In the case where the coefficients should be $b=c=1$ , the values are found slightly different. In the example below the computed values are : $b_1\simeq 1.06$ and $c_1\simeq 0.98$. This is due to the scatter of the data.
On
Assuming that you have $n$ data points $(x_i,y_i)$, the fit of the model $$y=a^x+b^x$$ (which is nonlinear) requires reasonable estimates of parameters $a$ and $b$ to start the nonlinear regression.
Suppose that the data are not in too much error. You can probably find among the data points two of them $(x_1,y_1)$, $(x_2,y_2)$ such that $x_2\approx 2x_1$. So, we can look at two equations $$y_1=a^{x_1}+b^{x_1}$$ $$y_2=a^{x_2}+b^{x_2}\approx a^{2x_1}+b^{2x_1}$$ Defining $A=a^{x_1}$, $B=b^{x_1}$, this give as equations $$y_1=A+B$$ $$y_2=A^2+B^2$$ Elimintaing $A$ for the first equation and replacing in the second equation leads to a quadratic in $B$ $$2 B^2-2 B {y_1}+(y_1^2-y_2)=0 $$ and then the solutions are $$A=\frac{1}{2} \left({y_1}-\sqrt{2 {y_2}-{y_1}^2}\right)$$ $$B=\frac{1}{2} \left({y_1}+\sqrt{2 {y_2}-{y_1}^2}\right)$$ from which $a=A^{1/x_1}$, $b=B^{1/x_1}$.
Let us try with JJacquelin's data points; using the $10^{th}$ and $20^{th}$ data points, we obtain $a=0.122$ and $b=1.488$. Starting the nonlinear regression with these initial values should be reasonable.

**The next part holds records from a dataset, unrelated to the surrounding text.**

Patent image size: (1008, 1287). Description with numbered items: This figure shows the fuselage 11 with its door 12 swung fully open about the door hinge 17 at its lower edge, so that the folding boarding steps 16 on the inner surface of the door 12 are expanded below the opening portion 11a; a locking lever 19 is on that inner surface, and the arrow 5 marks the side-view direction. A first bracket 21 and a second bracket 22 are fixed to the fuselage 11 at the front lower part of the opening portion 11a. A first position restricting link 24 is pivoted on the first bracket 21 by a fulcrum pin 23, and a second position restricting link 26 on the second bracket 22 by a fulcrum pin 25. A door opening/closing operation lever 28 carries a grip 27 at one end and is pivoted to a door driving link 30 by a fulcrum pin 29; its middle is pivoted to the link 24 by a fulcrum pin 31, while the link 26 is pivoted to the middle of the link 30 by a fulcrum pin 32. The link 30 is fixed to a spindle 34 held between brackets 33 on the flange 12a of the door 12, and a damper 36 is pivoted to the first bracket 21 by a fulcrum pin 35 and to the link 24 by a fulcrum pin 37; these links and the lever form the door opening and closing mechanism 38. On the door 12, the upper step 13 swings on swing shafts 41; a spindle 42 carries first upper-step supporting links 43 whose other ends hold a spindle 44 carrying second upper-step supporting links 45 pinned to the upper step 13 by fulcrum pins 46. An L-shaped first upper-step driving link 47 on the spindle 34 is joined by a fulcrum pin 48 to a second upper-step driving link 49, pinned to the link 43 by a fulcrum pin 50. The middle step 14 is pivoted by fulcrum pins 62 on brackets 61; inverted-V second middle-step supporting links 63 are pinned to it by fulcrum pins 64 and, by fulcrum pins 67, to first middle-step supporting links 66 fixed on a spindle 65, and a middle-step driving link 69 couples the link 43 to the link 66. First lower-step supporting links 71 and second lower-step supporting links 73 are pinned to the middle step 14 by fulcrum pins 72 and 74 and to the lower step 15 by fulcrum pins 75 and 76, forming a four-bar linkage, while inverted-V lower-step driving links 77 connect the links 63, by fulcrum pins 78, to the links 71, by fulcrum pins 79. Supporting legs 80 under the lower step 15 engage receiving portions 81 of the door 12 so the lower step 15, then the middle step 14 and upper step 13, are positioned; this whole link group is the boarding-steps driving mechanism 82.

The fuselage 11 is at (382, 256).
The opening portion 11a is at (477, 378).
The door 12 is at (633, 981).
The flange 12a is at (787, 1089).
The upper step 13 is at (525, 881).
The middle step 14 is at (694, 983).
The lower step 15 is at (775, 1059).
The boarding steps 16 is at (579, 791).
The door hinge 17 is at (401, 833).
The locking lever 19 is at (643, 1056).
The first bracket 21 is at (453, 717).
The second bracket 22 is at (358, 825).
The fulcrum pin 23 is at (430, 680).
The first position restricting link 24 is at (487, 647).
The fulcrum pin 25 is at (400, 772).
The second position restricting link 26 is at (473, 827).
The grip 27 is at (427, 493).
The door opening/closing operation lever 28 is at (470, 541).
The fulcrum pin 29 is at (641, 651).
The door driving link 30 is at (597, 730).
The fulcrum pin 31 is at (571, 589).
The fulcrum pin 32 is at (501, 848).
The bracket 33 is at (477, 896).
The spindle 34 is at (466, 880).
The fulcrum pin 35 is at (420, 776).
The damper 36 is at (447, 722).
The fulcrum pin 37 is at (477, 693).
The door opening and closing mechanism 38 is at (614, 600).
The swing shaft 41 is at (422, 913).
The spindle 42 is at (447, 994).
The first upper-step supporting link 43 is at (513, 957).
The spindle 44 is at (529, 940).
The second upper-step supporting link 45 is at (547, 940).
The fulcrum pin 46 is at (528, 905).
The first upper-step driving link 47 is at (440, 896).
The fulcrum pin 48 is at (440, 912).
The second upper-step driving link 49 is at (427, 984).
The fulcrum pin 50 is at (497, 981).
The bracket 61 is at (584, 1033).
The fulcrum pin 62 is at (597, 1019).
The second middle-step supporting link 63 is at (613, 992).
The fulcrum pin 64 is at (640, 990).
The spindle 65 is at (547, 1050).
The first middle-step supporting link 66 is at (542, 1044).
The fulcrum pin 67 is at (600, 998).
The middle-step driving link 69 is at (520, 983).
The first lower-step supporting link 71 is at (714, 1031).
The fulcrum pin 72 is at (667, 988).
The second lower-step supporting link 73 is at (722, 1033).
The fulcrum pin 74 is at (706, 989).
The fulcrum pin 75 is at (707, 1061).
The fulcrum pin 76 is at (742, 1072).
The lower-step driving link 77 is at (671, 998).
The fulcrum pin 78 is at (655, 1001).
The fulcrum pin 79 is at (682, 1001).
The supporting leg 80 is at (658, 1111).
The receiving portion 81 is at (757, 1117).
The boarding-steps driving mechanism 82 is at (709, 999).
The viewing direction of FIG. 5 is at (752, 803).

Using the whole set of data points, the iterative process converge in a small number of iterations and leads to $$y=0.100644^x+1.50081^x$$ to which corresponds $R^2=0.999828$ which shows an almost perfect fit of the data.
Edit
As marty cohen suggested, if $x_2\approx 3x_1$, doing the same as above, the equation in $B$ remains a quadratic (since the $B^3$ terms has the good idea to disappear) $$3 {y_1}B^2-3 {y_1^2}B+({y_1^3}-{y_2})=0$$ and gives $$B=\frac{ \sqrt{3y_1(4 y_2-y_1^3)}+3 y_1^2}{6 y_1}$$ Using the $5^{th}$ and $15^{th}$ data points, we obtain $a=0.083$ and $b=1.516$
On
In special cases, an exact solution is possible.
Suppose the $x$ values are $x$ and $2x$. Then you have $u = a^x + b^x$ and $v = a^{2x}+b^{2x}$.
Squaring, $u^2 = a^{2x}+2a^xb^x+b^{2x} = v+2a^xb^x $, so $a^xb^x =(u^2-v)/2 $.
Since $a^x + b^x =u $, $a^x$ and $b^x$ are the roots of $0 =(z-a^x)(z-b^x) =z^2-z(a^x+b^x)+a^xb^x =z^2-uz+(u^2-v)/2 $.
Setting $d = u^2-2(u^2-v) =2v-u^2 $, the roots are $a^x, b^x =\dfrac{u \pm \sqrt{d}}{2} =\dfrac{u \pm \sqrt{2v-u^2}}{2} $.
Similar calculations can be done if the points are at $x$ and $nx$ for small $n$, such as $3$.
$$f(x) = a^x + b^x $$
You need two equations to solve for both $a$ and $b$.
$$f(x_1)=c=a^{x_1}+b^{x_1}$$
and
$$f(x_2)=d=a^{x_2}+b^{x_2}$$
Of course, there are some obvious restrictions on what points can be used to yield unique solutions.
$$x_1 \not = x_2 \not =0 $$
Of course, in all likelihood, you'll end up having to solve these equations using numerical methods.